New York Climbs a Couple Notches to Become the Nation's Fifth Largest Solar Employer
Posted February 12, 2014
Hot on the heels of last month’s exciting news that the US solar industry added nearly 24,000 jobs in 2013, making it one of the fastest-growing industries in the country, comes some really good news for New Yorkers:
Over that same time period, solar jobs in our state grew by more than 50 percent. That makes New York the fifth largest solar employer in the nation, up from seventh in 2012.
New York Means Solar Business and Job Opportunities
To what do we owe our good fortune? “A lot of the growth has to do with the state incentives—with the NY-Sun Initiative,” says David Elliott, owner of Enlighten Power Solutions, a solar installer in Ballston Spa, just north of Albany. NY-Sun is New York’s ambitious effort, led by Governor Cuomo, to drive growth in the solar industry and make solar increasingly affordable for New Yorkers of all stripes. Already, the program has helped quadruple the amount of customer-sited solar photovoltaics in New York. And now, with the state’s proposed 10-year extension of the program, and an innovative plan of action called K-Solar, designed to bring solar to local schools all across New York state, solar companies have the kind of policy stability they need to grow even further.
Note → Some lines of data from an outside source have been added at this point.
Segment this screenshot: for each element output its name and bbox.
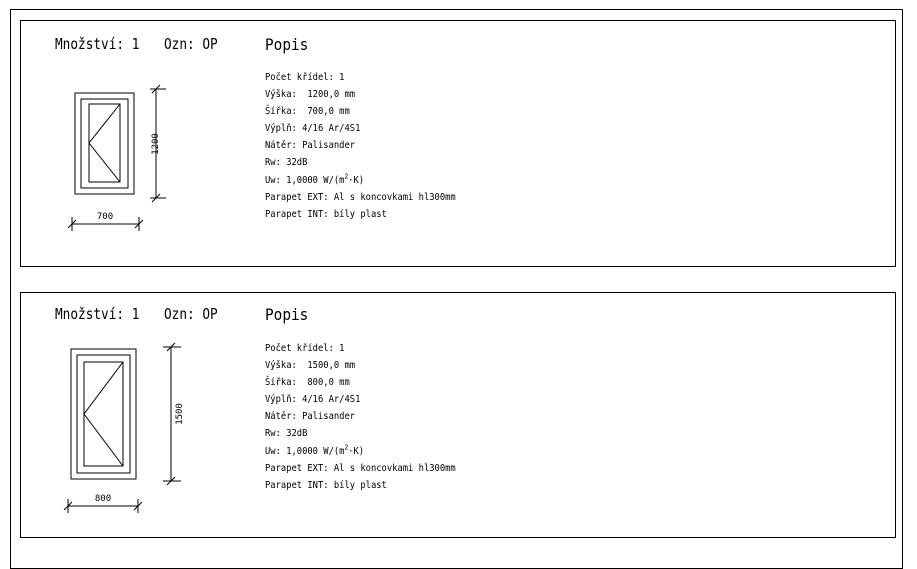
prop-wings: Počet křídel: 1: [265, 72, 345, 83]
prop-glazing: Výplň: 4/16 Ar/4S1: [265, 123, 361, 135]
window-sash-frame: [77, 355, 130, 473]
quantity-value: 1: [131, 35, 140, 53]
window-elevation-drawing: [57, 343, 197, 543]
prop-sill-ext: Parapet EXT: Al s koncovkami hl300mm: [265, 462, 456, 474]
code-value: OP: [202, 305, 218, 323]
code-label: Ozn: OP: [164, 305, 218, 323]
width-dimension-text: 700: [96, 212, 114, 222]
code-value: OP: [202, 35, 218, 53]
description-title: Popis: [265, 35, 309, 54]
prop-width: Šířka: 800,0 mm: [265, 377, 350, 389]
window-card-2: [20, 292, 896, 538]
quantity-label: Množství: 1: [55, 305, 140, 323]
window-outer-frame: [71, 349, 136, 479]
prop-finish: Nátěr: Palisander: [265, 140, 356, 152]
prop-finish: Nátěr: Palisander: [265, 411, 356, 423]
description-title: Popis: [265, 305, 309, 324]
prop-glazing: Výplň: 4/16 Ar/4S1: [265, 394, 361, 406]
description-list: [265, 340, 482, 494]
height-dimension-text: 1200: [151, 133, 161, 155]
height-dimension-text: 1500: [175, 403, 185, 425]
opening-direction-lines: [84, 362, 123, 466]
prop-sill-ext: Parapet EXT: Al s koncovkami hl300mm: [265, 191, 456, 203]
prop-rw: Rw: 32dB: [265, 157, 308, 169]
prop-sill-int: Parapet INT: bíly plast: [265, 479, 387, 491]
window-card-1: [20, 20, 896, 267]
prop-sill-int: Parapet INT: bíly plast: [265, 208, 387, 220]
width-dimension-text: 800: [94, 494, 112, 504]
code-label: Ozn: OP: [164, 35, 218, 53]
description-list: [265, 69, 482, 223]
window-glass: [84, 362, 123, 466]
opening-direction-lines: [89, 104, 120, 182]
prop-height: Výška: 1200,0 mm: [265, 89, 356, 101]
prop-width: Šířka: 700,0 mm: [265, 106, 350, 118]
window-sash-frame: [81, 99, 128, 188]
quantity-value: 1: [131, 305, 140, 323]
prop-uw: Uw: 1,0000 $W/(m^2\cdot K)$: [265, 172, 365, 186]
prop-height: Výška: 1500,0 mm: [265, 360, 356, 372]
prop-uw: Uw: 1,0000 $W/(m^2\cdot K)$: [265, 443, 365, 457]
window-outer-frame: [75, 93, 134, 194]
prop-rw: Rw: 32dB: [265, 428, 308, 440]
quantity-label: Množství: 1: [55, 35, 140, 53]
window-glass: [89, 104, 120, 182]
prop-wings: Počet křídel: 1: [265, 343, 345, 354]
window-elevation-drawing: [61, 81, 191, 241]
Along with many other locations, that growth is on bold display in the Bronx, at OnForce Solar. Last year, the company more than doubled its staff, from 25 to 55, adding employees who “design, engineer, finance and install solar for customers throughout the state,” explains company president David Sandbank. Solar One, a training program in New York City, saw five of its trainees hired last year. “That’s new, because in year’s past, there have not been jobs in solar for our graduates,” says Esther Siskind, Director of Programs. The organization’s now running a new course that includes solar installation skills, thanks to increased demand for graduates. And Enlighten Power, which recently installed several residential solar systems and a 40-kilowatt system at a local dairy farm, “has doubled every year,” from a one-person operation six years ago, to 15 in the off-season and 25 during the construction season now.
Now’s the Time to Voice Your Support for New York Solar
Companies like these and others are looking forward to even more growth, now that the state is pursuing its $1 billion extension of NY-Sun. That extension is currently before the state’s Public Service Commission, and you can express your support for it by mail:
Kathleen H. Burgess, Secretary, Public Service Commission,
3 Empire State Plaza, Albany, New York 12223-1350
In the email or letter header be sure write:
Case 03-E-0188, Proceeding on Motion of the Commission Regarding a Retail Renewable Portfolio Standard
(I.D. No. PSC-02-14-00005-P)
For additional help on submitting comments you can call the PSC office: (518) 474-6530
Less Pollution and More Jobs
Should it come through, the program will likely lead to 3,000 megawatts of clean solar power. That’s a ten-fold increase over current levels, enough electricity to power 465,000 New York homes, and will create greenhouse gas emission reductions of 2.3 million tons annually—the equivalent of taking almost 435,000 cars off the road.
Those jobs are not only for installers, who account for about half of New York’s 5,000 solar employees. Manufacturing makes up about 25 percent of the tally, and workers in research and development, finance, legal professions, policy, non-profits and academia compose another 13 percent.
“The exciting thing about solar jobs in particular is that they’re inherently local,” says Rosalind Jackson, Director of External Relations at the advocacy group Vote Solar, which helped break the news about 2013 solar job growth in New York state. “Wherever there’s a roof, wherever there’s a solar panel going up, that’s where the jobs are.”
Increasingly, thanks to Governor Cuomo’s programs that support solar, those jobs are right here in New York state.